Started Jul 4, 2014 | Discussions thread
OP veroman Veteran Member • Posts: 4,862
Re: Moire anyone?

Tom Axford wrote:

The only moire I can see is due to the arrangement of the fence and has nothing to do with the camera - it would be visible with the naked eye and recorded by any camera.

Moire is not visible to the naked eye. If only it were!

Moire is a technical issue that goes back to the days of film and offset printing, when a pattern in the image conflicted with the dot screen (usually a fine screen). It has since been carried over to digital, where a pattern in the object being photographed clashes or conflicts with the resolution and other aspects of the sensor.

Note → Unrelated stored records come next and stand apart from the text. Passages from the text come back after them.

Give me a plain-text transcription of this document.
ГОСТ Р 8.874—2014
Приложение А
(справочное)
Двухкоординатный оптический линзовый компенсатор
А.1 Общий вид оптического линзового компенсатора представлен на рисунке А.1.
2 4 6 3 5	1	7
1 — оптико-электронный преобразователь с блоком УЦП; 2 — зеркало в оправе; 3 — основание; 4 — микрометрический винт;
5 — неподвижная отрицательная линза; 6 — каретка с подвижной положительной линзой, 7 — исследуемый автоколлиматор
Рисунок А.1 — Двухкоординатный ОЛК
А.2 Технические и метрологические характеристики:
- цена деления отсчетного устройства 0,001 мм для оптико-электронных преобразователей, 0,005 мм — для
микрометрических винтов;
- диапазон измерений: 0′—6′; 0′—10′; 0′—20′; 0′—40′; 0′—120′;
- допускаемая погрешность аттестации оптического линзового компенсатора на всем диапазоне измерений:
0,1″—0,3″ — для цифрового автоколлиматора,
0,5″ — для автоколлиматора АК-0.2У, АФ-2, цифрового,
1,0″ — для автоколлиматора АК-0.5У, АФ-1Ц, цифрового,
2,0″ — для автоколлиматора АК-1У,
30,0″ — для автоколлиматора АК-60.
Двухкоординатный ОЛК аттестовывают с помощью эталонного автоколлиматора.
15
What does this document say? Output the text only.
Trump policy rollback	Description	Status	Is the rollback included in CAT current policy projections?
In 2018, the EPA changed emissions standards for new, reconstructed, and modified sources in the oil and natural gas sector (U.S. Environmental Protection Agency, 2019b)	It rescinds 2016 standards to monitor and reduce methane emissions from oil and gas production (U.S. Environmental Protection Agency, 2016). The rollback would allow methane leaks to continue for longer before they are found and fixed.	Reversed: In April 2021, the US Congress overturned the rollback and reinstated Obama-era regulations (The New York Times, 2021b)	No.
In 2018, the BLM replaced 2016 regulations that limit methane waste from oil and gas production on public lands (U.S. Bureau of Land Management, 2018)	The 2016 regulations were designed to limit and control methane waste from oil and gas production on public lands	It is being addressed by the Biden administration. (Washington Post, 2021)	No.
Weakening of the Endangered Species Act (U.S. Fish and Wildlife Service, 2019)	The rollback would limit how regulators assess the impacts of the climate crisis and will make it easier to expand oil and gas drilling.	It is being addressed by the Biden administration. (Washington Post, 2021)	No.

Yes, the arrangement of the fencing contributed to the moire in my photograph. But it was also caused by the fine lines of the metal wires that connect the fences. This isn't something that would be ... or could be ... recorded by "any" camera. I'm sure I could go back to the same scene and shoot it with my Canon 40D or other older body and not see moire this obvious in the image. My Canon 5D would probably capture it (as it did so many other times in so many instances), and I'm sure my Olympus E-5 would capture it. Don't know about my E-1, though.

You're more likely to see moire on patterns that are close to the resolution of the sensor (i.e. the pixel spacing in the sensor). Often it is visible on fabrics when the pattern made by the weave of the fabric just happens to be close to the pixel spacing on the sensor. The pattern itself may not be fully visible as it may be too small for the sensor to resolve. However, the moire bands may be visible even though the weave is not.

Exactly. That's why there's a moire pattern in my image (as well as jaggies!). The grain of the wood strips and the metal attaching the wood strips are very fine indeed. At that distance, neither the wood grain and metal were recored very well by the camera, but it was all very well translated into a moire pattern.